Judge Finds Oregon State Hospital 'Willfully Violated' Court Order
A judge said Tuesday the Oregon State Hospital is in contempt of court because defendants ordered to receive treatment there instead languished in jail.
Washington County Circuit Court Judge D. Charles Bailey found that the state hospital “willfully violated” his order to admit inmates being held in the Washington County Jail. He ruled the hospital took too long to get several defendants admitted.
“Based on evidence presented and the current law, the court finds OSH in contempt for willfully violating the court’s orders,” Bailey wrote in his decision.
Judges can order defendants in criminal cases to be sent to the Oregon State Hospital for psychological evaluation or to be treated until it’s determined the person can aid in their own defense. Under a 2002 federal court order, defendants who can’t assist are supposed to be admitted to the state hospital within seven days. The ruling compounds problems facing the Oregon Health Authority, which oversees the state hospital, as it’s also facing a lawsuit in federal court over that same 2002 order.
OHA said Tuesday it was disappointed in Judge Bailey’s ruling and is exploring an appeal.
“Oregon State Hospital can’t continue to absorb patients at the rates that they are being sent by local courts and jails,” OHA Director Patrick Allen said in a statement. “This problem will continue to be difficult to solve so long as some communities continue to over-rely on Oregon State Hospital for treatment for people who can be served in their communities.”

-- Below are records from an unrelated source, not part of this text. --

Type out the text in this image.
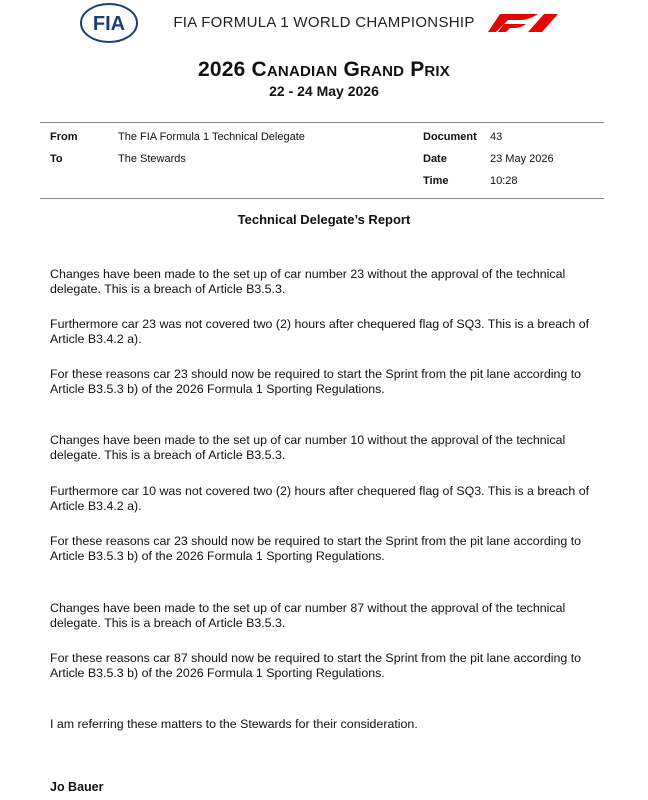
FIA	FIA FORMULA 1 WORLD CHAMPIONSHIP
2026 Canadian Grand Prix
22 - 24 May 2026
From	The FIA Formula 1 Technical Delegate
To	The Stewards
Document 43
Date	23 May 2026
Time	10:28
Technical Delegate’s Report
Changes have been made to the set up of car number 23 without the approval of the technical delegate. This is a breach of Article B3.5.3.
Furthermore car 23 was not covered two (2) hours after chequered flag of SQ3. This is a breach of Article B3.4.2 a).
For these reasons car 23 should now be required to start the Sprint from the pit lane according to Article B3.5.3 b) of the 2026 Formula 1 Sporting Regulations.
Changes have been made to the set up of car number 10 without the approval of the technical delegate. This is a breach of Article B3.5.3.
Furthermore car 10 was not covered two (2) hours after chequered flag of SQ3. This is a breach of Article B3.4.2 a).
For these reasons car 23 should now be required to start the Sprint from the pit lane according to Article B3.5.3 b) of the 2026 Formula 1 Sporting Regulations.
Changes have been made to the set up of car number 87 without the approval of the technical delegate. This is a breach of Article B3.5.3.
For these reasons car 87 should now be required to start the Sprint from the pit lane according to Article B3.5.3 b) of the 2026 Formula 1 Sporting Regulations.
I am referring these matters to the Stewards for their consideration.
Jo Bauer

In his ruling, Bailey found four defendants waited longer than seven days to get admitted to the state hospital for treatment so they could aid in their own defense.
One of the four, Gale Merrill, is charged with a felony for eluding police in a vehicle as well as two misdemeanors.

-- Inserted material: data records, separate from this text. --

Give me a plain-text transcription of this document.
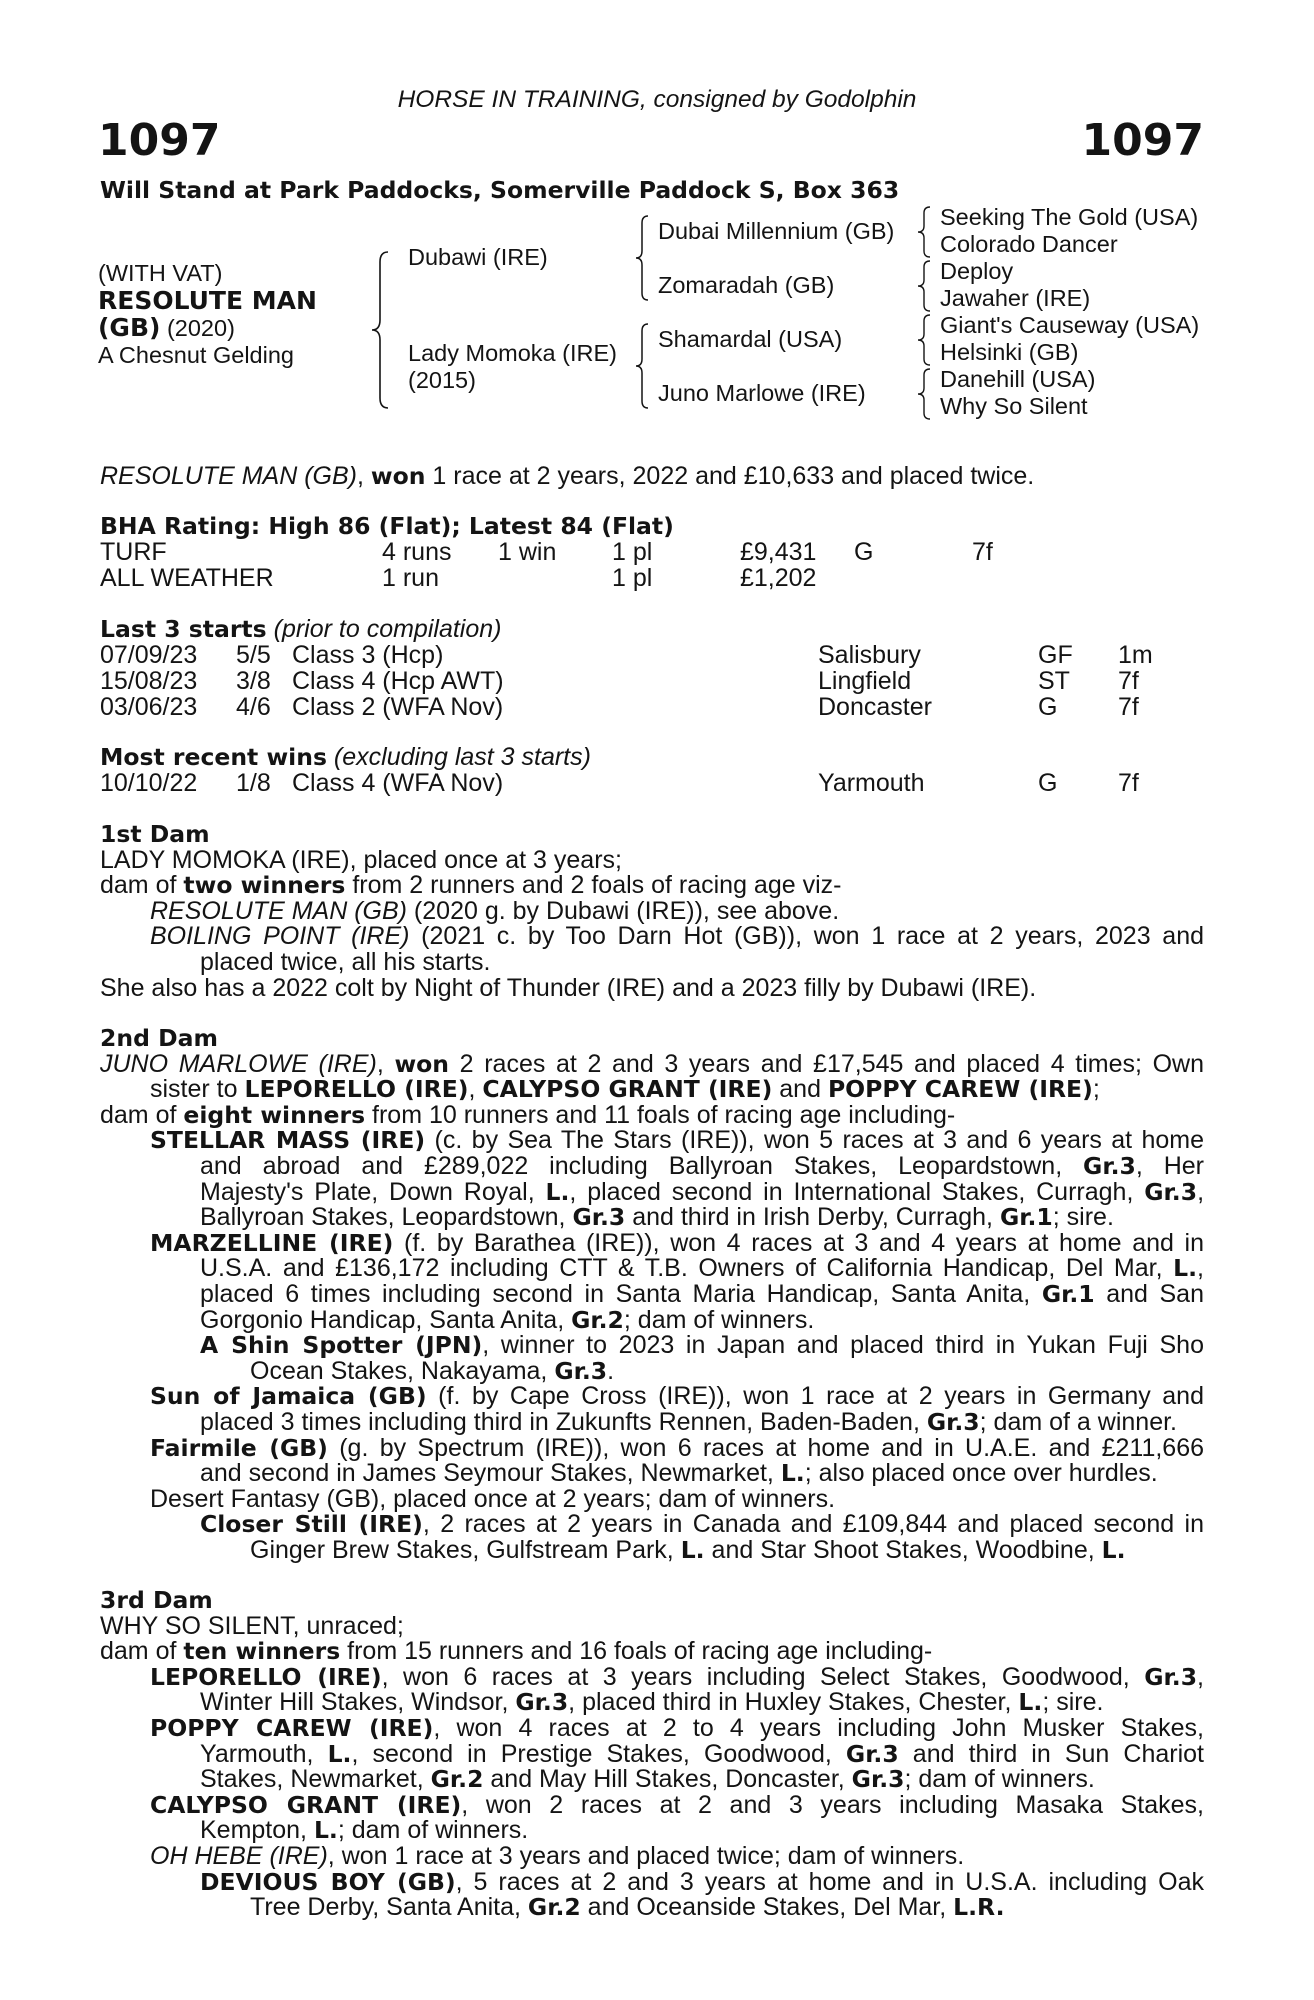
HORSE IN TRAINING, consigned by Godolphin
1097	1097
Will Stand at Park Paddocks, Somerville Paddock S, Box 363
(WITH VAT)
RESOLUTE MAN
(GB) (2020)
A Chesnut Gelding
Dubawi (IRE)
Lady Momoka (IRE)
(2015)
Dubai Millennium (GB)
Zomaradah (GB)
Shamardal (USA)
Juno Marlowe (IRE)
Seeking The Gold (USA)
Colorado Dancer
Deploy
Jawaher (IRE)
Giant's Causeway (USA)
Helsinki (GB)
Danehill (USA)
Why So Silent
RESOLUTE MAN (GB), won 1 race at 2 years, 2022 and £10,633 and placed twice.
BHA Rating: High 86 (Flat); Latest 84 (Flat)
TURF	4 runs 1 win 1 pl	£9,431 G	7f
ALL WEATHER	1 run	1 pl	£1,202
Last 3 starts (prior to compilation)
07/09/23 5/5 Class 3 (Hcp)	Salisbury	GF 1m
15/08/23 3/8 Class 4 (Hcp AWT)	Lingfield	ST 7f
03/06/23 4/6 Class 2 (WFA Nov)	Doncaster	G 7f
Most recent wins (excluding last 3 starts)
10/10/22 1/8 Class 4 (WFA Nov)	Yarmouth	G 7f
1st Dam
LADY MOMOKA (IRE), placed once at 3 years;
dam of two winners from 2 runners and 2 foals of racing age viz-
RESOLUTE MAN (GB) (2020 g. by Dubawi (IRE)), see above.
BOILING POINT (IRE) (2021 c. by Too Darn Hot (GB)), won 1 race at 2 years, 2023 and
placed twice, all his starts.
She also has a 2022 colt by Night of Thunder (IRE) and a 2023 filly by Dubawi (IRE).
2nd Dam
JUNO MARLOWE (IRE), won 2 races at 2 and 3 years and £17,545 and placed 4 times; Own
sister to LEPORELLO (IRE), CALYPSO GRANT (IRE) and POPPY CAREW (IRE);
dam of eight winners from 10 runners and 11 foals of racing age including-
STELLAR MASS (IRE) (c. by Sea The Stars (IRE)), won 5 races at 3 and 6 years at home
and abroad and £289,022 including Ballyroan Stakes, Leopardstown, Gr.3, Her
Majesty's Plate, Down Royal, L., placed second in International Stakes, Curragh, Gr.3,
Ballyroan Stakes, Leopardstown, Gr.3 and third in Irish Derby, Curragh, Gr.1; sire.
MARZELLINE (IRE) (f. by Barathea (IRE)), won 4 races at 3 and 4 years at home and in
U.S.A. and £136,172 including CTT & T.B. Owners of California Handicap, Del Mar, L.,
placed 6 times including second in Santa Maria Handicap, Santa Anita, Gr.1 and San
Gorgonio Handicap, Santa Anita, Gr.2; dam of winners.
A Shin Spotter (JPN), winner to 2023 in Japan and placed third in Yukan Fuji Sho
Ocean Stakes, Nakayama, Gr.3.
Sun of Jamaica (GB) (f. by Cape Cross (IRE)), won 1 race at 2 years in Germany and
placed 3 times including third in Zukunfts Rennen, Baden-Baden, Gr.3; dam of a winner.
Fairmile (GB) (g. by Spectrum (IRE)), won 6 races at home and in U.A.E. and £211,666
and second in James Seymour Stakes, Newmarket, L.; also placed once over hurdles.
Desert Fantasy (GB), placed once at 2 years; dam of winners.
Closer Still (IRE), 2 races at 2 years in Canada and £109,844 and placed second in
Ginger Brew Stakes, Gulfstream Park, L. and Star Shoot Stakes, Woodbine, L.
3rd Dam
WHY SO SILENT, unraced;
dam of ten winners from 15 runners and 16 foals of racing age including-
LEPORELLO (IRE), won 6 races at 3 years including Select Stakes, Goodwood, Gr.3,
Winter Hill Stakes, Windsor, Gr.3, placed third in Huxley Stakes, Chester, L.; sire.
POPPY CAREW (IRE), won 4 races at 2 to 4 years including John Musker Stakes,
Yarmouth, L., second in Prestige Stakes, Goodwood, Gr.3 and third in Sun Chariot
Stakes, Newmarket, Gr.2 and May Hill Stakes, Doncaster, Gr.3; dam of winners.
CALYPSO GRANT (IRE), won 2 races at 2 and 3 years including Masaka Stakes,
Kempton, L.; dam of winners.
OH HEBE (IRE), won 1 race at 3 years and placed twice; dam of winners.
DEVIOUS BOY (GB), 5 races at 2 and 3 years at home and in U.S.A. including Oak
Tree Derby, Santa Anita, Gr.2 and Oceanside Stakes, Del Mar, L.R.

In January, he was ordered to the hospital for a mental health evaluation. In March that still hadn’t happened, so a judge sitting in for Bailey ordered Merrill to be transported to the hospital within seven days.
Months later, Merrill remains locked up in the Washington County Jail. No psychological evaluation has been done.

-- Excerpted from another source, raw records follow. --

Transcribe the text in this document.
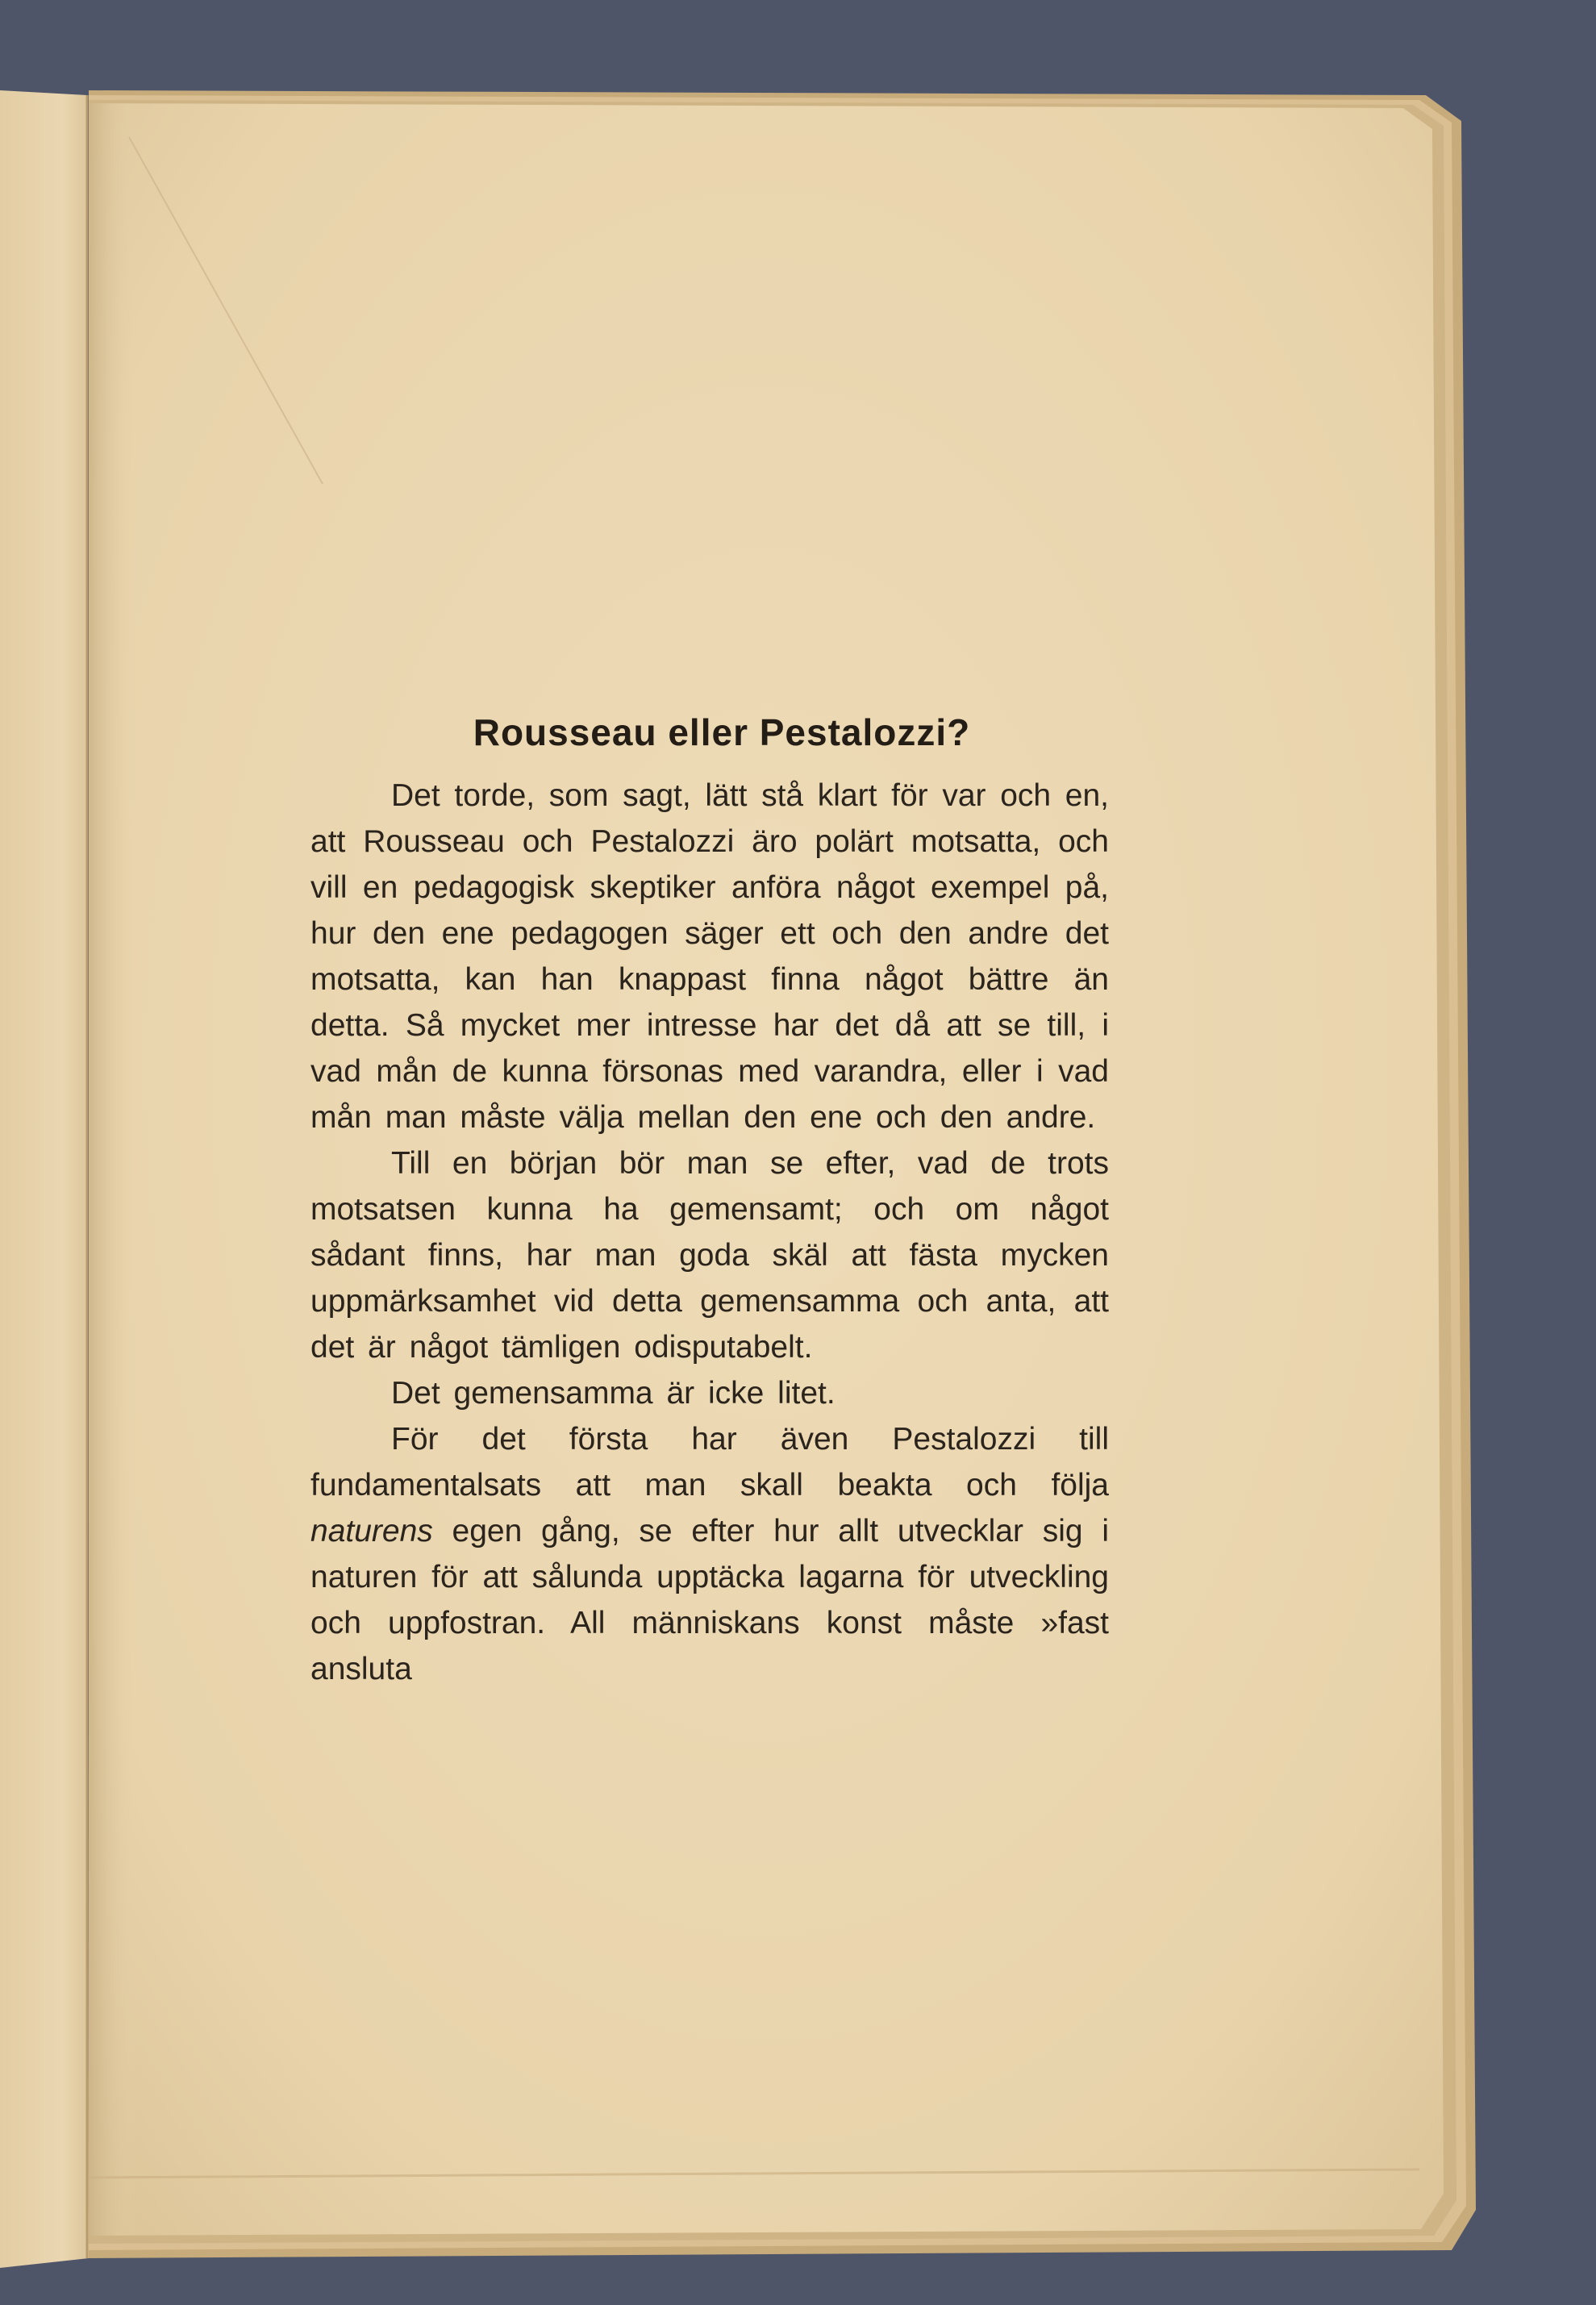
Rousseau eller Pestalozzi?

Det torde, som sagt, lätt stå klart för var och en, att Rousseau och Pestalozzi äro polärt motsatta, och vill en pedagogisk skeptiker anföra något exempel på, hur den ene pedagogen säger ett och den andre det motsatta, kan han knappast finna något bättre än detta. Så mycket mer intresse har det då att se till, i vad mån de kunna försonas med varandra, eller i vad mån man måste välja mellan den ene och den andre.

Till en början bör man se efter, vad de trots motsatsen kunna ha gemensamt; och om något sådant finns, har man goda skäl att fästa mycken uppmärksamhet vid detta gemensamma och anta, att det är något tämligen odisputabelt.

Det gemensamma är icke litet.

För det första har även Pestalozzi till fundamentalsats att man skall beakta och följa naturens egen gång, se efter hur allt utvecklar sig i naturen för att sålunda upptäcka lagarna för utveckling och uppfostran. All människans konst måste »fast ansluta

“In the meantime his mental health is rapidly deteriorating,” said Casey Kovacic, his defense attorney.
Kovacic said his client is looking at a relatively short sentence, perhaps time served.
“But he’s stuck because we can’t proceed until he’s found competent,” Kovacic said. “He won’t be found competent until he’s evaluated at the State Hospital and then treated.”
Evaluations aren’t covered as part of the 17-year-old federal court order, though Bailey said in his order that whether someone is being admitted for longer term treatment or an evaluation – which can last hours or up to 30 days – their due process rights are the same.
“It is largely undisputed that each defendant was not transported within seven days of a court order,” the judge wrote. “It is also largely undisputed that jails are inferior to the OSH for evaluations and treatments.”
Mental health experts point to research that shows defendants with mental illnesses often get sicker the longer they stay in jail, and may not fully recover. In another case, Bailey wrote, the defendant’s mental state deteriorated in jail to the point he was shouting delirious statements during court hearings.
That defendant was Carlos Zamora-Skaar.
He’s facing a felony burglary charge as well as two misdemeanors and was originally ordered to the state hospital in January for a psychological evaluation. But by April that still hadn’t happened, so Bailey found Zamora-Skaar unfit to proceed.
It took until May before he was actually transported to the state hospital, according to his attorney Amanda Thibeault.
“No court order can give back to our clients what they have lost by languishing in jail due to an outdated and underfunded bureaucratic system,” Thibeault wrote in an email. “The court shouldn’t have to be taking up these issues.”
In his ruling, Bailey said he’s fining the Oregon Health Authority $100 per day, per defendant. He noted that evidence presented during court hearings showed there was bed space at the state hospital and the state did nothing to tell the court it wouldn’t be able to comply with Bailey’s orders.
Allen, who oversees OHA, responded to that in his statement.
“We cannot compromise the health, safety and civil rights of our current patients by going above our managed capacity,” Allen said. “We continue to work with the legislature and counties to change the law to better serve people with mental illness and expand community treatment in every part of the state.”
OHA and the state hospital are the subject of a federal lawsuit brought by Disability Rights Oregon and Metropolitan Public Defenders, a nonprofit that provides public defense services in Washington and Multnomah counties. They argue the state hospital is violating the 2002 federal court order.
It mandates that criminal defendants deemed “to be unfit to proceed to trial because of mental incapacities” must be admitted to the Oregon State Hospital within seven days for treatment.
Next week, a federal judge in Portland will hear arguments in that case.
Mental health advocates and attorneys say there are dozens of people stuck in local jails across the state waiting to get admitted to the state hospital for treatment.